Words always come from outside, originally. I was before I had words, but the High Thoughts tell me that I didn’t think before I had words. (Not that there’s anything automatically wrong with not thinking.) I play here (at this cybersite) with (among other things) the ways in which there might not really be such a thing as “I” or “Me” before there are words. And the worst part is that there might not “really” be such things at all. Those cages might be empty, you seemed to suggest. But if the words come from outside, then “I” and “Me” must not be inside as opposed to outside. Or maybe they are in here, but not of here. “You” was (that’s grammatically correct, because I don’t mean just you) before either “I” or “Me.” The High Thoughts tell me this too, but you remind me of it so I hear in a way that’s much deeper than thinking about hearing.

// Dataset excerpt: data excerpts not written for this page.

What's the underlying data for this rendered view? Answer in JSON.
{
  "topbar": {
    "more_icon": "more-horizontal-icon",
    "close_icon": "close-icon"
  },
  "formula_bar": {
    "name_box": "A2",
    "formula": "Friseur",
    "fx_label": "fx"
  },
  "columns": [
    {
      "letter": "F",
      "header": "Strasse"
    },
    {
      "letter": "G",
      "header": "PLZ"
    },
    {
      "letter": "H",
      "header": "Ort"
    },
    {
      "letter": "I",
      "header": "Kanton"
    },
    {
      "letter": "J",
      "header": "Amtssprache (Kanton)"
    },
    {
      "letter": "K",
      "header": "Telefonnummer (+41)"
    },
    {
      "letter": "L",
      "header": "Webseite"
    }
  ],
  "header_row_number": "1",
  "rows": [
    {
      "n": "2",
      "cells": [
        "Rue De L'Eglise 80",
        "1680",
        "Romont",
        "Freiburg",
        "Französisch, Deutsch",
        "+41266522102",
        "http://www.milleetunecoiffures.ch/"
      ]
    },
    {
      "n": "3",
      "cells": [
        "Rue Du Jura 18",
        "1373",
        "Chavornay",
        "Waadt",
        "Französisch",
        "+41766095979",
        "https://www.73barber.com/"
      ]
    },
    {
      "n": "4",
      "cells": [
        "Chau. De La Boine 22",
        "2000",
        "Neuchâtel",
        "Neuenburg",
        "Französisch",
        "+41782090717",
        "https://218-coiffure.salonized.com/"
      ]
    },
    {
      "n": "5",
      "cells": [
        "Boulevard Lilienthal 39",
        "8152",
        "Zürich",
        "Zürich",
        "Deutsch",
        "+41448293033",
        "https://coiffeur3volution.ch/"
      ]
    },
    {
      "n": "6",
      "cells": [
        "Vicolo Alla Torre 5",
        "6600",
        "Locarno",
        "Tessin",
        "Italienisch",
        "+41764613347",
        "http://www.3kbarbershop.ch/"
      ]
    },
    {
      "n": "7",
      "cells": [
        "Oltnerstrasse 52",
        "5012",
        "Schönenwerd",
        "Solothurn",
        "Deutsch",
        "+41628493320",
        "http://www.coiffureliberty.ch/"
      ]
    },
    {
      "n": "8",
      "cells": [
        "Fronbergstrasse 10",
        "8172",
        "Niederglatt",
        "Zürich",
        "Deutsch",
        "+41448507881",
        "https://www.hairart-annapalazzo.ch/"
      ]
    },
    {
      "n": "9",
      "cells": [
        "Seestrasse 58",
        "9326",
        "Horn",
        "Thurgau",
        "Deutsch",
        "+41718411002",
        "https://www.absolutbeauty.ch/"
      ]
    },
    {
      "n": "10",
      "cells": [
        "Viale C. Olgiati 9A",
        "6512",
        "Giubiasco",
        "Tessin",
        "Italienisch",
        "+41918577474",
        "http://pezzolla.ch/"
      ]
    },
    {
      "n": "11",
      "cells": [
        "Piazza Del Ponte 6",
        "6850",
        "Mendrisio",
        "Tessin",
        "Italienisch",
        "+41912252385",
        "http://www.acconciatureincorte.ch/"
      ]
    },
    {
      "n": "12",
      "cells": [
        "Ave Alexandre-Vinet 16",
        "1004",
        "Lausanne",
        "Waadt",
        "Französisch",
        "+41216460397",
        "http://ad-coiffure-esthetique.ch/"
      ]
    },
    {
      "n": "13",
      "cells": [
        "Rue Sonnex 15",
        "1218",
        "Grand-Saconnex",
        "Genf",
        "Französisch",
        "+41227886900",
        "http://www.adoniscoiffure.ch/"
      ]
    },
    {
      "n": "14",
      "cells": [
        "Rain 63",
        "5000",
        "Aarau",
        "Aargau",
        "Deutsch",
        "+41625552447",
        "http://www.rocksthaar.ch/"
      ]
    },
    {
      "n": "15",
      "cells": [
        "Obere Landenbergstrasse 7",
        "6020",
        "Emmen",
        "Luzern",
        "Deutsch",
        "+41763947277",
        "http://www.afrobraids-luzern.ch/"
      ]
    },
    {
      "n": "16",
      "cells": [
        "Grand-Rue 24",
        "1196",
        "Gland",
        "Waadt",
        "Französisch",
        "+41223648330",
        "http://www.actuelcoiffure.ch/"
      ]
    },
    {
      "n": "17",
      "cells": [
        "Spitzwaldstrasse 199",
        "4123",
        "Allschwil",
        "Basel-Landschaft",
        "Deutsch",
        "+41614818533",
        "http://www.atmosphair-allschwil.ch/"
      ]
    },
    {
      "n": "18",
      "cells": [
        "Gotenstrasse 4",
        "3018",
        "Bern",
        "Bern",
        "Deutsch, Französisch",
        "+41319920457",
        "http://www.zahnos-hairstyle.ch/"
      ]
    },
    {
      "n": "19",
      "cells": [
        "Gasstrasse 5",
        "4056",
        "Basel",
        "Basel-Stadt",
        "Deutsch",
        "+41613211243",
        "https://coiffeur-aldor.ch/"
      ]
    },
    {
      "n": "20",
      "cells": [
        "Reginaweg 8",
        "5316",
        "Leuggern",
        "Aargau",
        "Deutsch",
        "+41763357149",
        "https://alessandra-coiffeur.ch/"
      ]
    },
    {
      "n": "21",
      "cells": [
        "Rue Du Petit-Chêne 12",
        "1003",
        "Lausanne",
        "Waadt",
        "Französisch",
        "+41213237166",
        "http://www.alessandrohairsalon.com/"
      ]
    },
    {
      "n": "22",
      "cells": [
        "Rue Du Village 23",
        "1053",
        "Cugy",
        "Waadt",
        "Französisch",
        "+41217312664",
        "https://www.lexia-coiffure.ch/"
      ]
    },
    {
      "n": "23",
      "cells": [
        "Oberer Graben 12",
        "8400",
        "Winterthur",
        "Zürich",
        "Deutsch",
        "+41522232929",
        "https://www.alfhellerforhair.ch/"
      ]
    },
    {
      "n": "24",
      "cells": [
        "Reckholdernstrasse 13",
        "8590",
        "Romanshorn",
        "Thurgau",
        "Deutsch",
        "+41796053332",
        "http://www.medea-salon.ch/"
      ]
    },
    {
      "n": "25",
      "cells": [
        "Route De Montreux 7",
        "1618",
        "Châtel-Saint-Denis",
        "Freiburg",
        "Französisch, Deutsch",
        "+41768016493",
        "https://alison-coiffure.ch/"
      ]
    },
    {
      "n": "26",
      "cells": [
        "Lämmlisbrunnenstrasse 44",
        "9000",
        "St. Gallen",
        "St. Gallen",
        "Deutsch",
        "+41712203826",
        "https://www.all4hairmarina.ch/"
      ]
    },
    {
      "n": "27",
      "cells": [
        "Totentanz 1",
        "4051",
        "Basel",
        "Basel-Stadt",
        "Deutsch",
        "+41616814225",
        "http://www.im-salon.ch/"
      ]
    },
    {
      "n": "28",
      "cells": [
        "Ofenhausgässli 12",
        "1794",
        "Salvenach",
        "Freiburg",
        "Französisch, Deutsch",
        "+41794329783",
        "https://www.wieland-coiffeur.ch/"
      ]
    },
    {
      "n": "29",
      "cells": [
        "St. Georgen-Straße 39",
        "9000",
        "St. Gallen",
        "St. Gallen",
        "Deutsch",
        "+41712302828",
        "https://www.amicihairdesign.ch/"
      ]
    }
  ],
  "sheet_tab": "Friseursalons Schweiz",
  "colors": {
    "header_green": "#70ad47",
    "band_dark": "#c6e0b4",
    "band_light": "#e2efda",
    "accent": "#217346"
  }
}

And what really got me this time was the world that you see, the one that’s not broken. Another poet who has spoken to both of us sang that “everything is broken,” but you won’t accept that, even from Zimmy. Your poems grumble about how everything that we so often take to be broken is also so beautiful, so wondrous. We look for happy endings, but you have a way of gently urging us to notice happy middles. (Happynings?)
You wrote to J. of “how to love each other” as something teachable, though it is something even God isn’t sure about. And if it can be taught, it is “only very slowly.” Today as I reflect on how your words come to me, I want you to be one of my slow tutors, and my wish for you is that your own supply of them is always bountiful.
There you go. At least I didn’t arrange it on a page as if it were a poem.